Democratic lawmakers say U.S. election workers vulnerable without new voting-rights law

WASHINGTON, Jan 11 (Reuters) - U.S. election workers could face escalating threats, potentially imperiling American democracy, if major voting-rights legislation backed by President Joe Biden fails to pass the Senate, Democratic lawmakers and rights advocates warned.

Democrats have teed up a pair of bills that would make it a crime to threaten or intimidate election workers, among other provisions that would expand voting access, toughen campaign finance rules and prevent partisan gerrymandering. The bills address a surge in threats documented by a September Reuters investigation.

Democrats say passage of the bills is critical to protect elections after Republican-led states adopted a wave of new restrictions on ballot access following Donald Trump's false claims that widespread fraud cost him re-election in 2020.

But it will be difficult to pass the bills amid united Republican opposition in the narrowly divided Senate, where Democrats disagree on whether to amend the "filibuster" rule that requires 60 of the 100 senators to pass most legislation.

On Tuesday, Biden called for Senate Democrats to do whatever it takes to pass the bills, including amending the filibuster. Sponsors of the bills say inaction will result in intimidated election officials and increasing threats to rank-and-file workers, making it harder to run fair elections.

"If you don't have independent election workers that are about the integrity of the process then I don't know how our elections can proceed," Democratic Senator Mark Warner said in an interview, warning that more harassment would make it difficult to hire staff for future elections.

"If these people won't perform this function, and you suddenly have only partisans in these roles then people's faith again in our system is going to be undermined."

Democratic Representative Colin Allred, who has sponsored bills to safeguard election workers, said they need the tough new protections, which also would make it tougher for political leaders to fire professional election administrators.

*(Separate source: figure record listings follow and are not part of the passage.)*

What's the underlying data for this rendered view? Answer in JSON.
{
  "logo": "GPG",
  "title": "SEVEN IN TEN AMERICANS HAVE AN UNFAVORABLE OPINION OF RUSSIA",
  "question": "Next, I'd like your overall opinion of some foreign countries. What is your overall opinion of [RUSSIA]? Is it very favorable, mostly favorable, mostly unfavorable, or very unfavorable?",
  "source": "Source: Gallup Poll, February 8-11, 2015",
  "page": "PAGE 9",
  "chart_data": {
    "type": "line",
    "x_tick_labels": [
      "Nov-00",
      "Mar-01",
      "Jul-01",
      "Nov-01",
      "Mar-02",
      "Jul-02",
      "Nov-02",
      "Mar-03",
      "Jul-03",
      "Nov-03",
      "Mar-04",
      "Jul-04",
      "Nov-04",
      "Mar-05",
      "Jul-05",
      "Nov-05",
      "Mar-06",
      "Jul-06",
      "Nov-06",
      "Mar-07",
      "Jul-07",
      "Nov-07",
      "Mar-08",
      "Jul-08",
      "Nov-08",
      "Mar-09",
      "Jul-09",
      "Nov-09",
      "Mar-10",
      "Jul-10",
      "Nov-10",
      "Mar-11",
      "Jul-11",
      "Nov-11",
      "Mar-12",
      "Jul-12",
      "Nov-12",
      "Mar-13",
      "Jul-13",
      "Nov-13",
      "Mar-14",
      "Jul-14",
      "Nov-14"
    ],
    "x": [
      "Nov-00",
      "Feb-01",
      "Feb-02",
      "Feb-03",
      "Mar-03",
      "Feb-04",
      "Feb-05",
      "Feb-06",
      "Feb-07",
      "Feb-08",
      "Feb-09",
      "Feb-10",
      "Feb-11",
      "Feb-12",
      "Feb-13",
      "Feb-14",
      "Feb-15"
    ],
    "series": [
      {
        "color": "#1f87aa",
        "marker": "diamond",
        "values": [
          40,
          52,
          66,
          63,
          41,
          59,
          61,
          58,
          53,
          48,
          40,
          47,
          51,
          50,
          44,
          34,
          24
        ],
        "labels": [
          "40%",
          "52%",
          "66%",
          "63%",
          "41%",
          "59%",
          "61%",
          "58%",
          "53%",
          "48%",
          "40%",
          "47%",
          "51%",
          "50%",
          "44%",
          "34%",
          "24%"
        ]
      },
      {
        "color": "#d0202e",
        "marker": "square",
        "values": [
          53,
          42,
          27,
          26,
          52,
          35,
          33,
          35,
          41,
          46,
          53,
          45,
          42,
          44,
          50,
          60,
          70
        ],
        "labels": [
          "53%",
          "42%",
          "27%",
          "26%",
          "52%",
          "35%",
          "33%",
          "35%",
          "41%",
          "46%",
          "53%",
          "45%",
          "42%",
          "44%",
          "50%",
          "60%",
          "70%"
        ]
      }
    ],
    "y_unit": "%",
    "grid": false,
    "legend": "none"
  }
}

"If Donald Trump is the candidate for the Republican Party in 2024, ... every county is going to become a battleground," Allred said in an interview.

The former president has not said he will run again in 2024, but has publicly flirted with the idea and his endorsements are shaping the field of Republicans trying to regain control of U.S. Congress in the Nov. 8 midterm elections.

Senate Republicans dismiss the voting-right bills as unnecessary, saying that the record-shattering turnout in the 2020 election shows the strength of American democracy.

"These states have changed their laws in a way that makes it easier to vote than it was in any other election than the pandemic election," of 2020 Republican Senator Roy Blunt told a news conference.

The Senate's top Democrat, Chuck Schumer, has pushed for a floor vote on the voting rights bills by the Monday holiday honoring slain civil-rights hero Rev. Martin Luther King Jr. But Democrats cannot end the filibuster rule without all 50 of their senators, and two of them, Joe Manchin and Kyrsten Sinema, have adamantly opposed the step. They have said it would damage the Senate and could lead to constant change in major aspects of American life each time power changes hands in Washington.

A handful of moderate Senate Republicans have voiced support for a more limited voting rights bill, though they have said they don't see the urgency almost three years ahead of the next presidential election.

Warner said that if the larger rights bills fail, Democrats could try again to pass a more limited bill focused on protecting election workers from threats.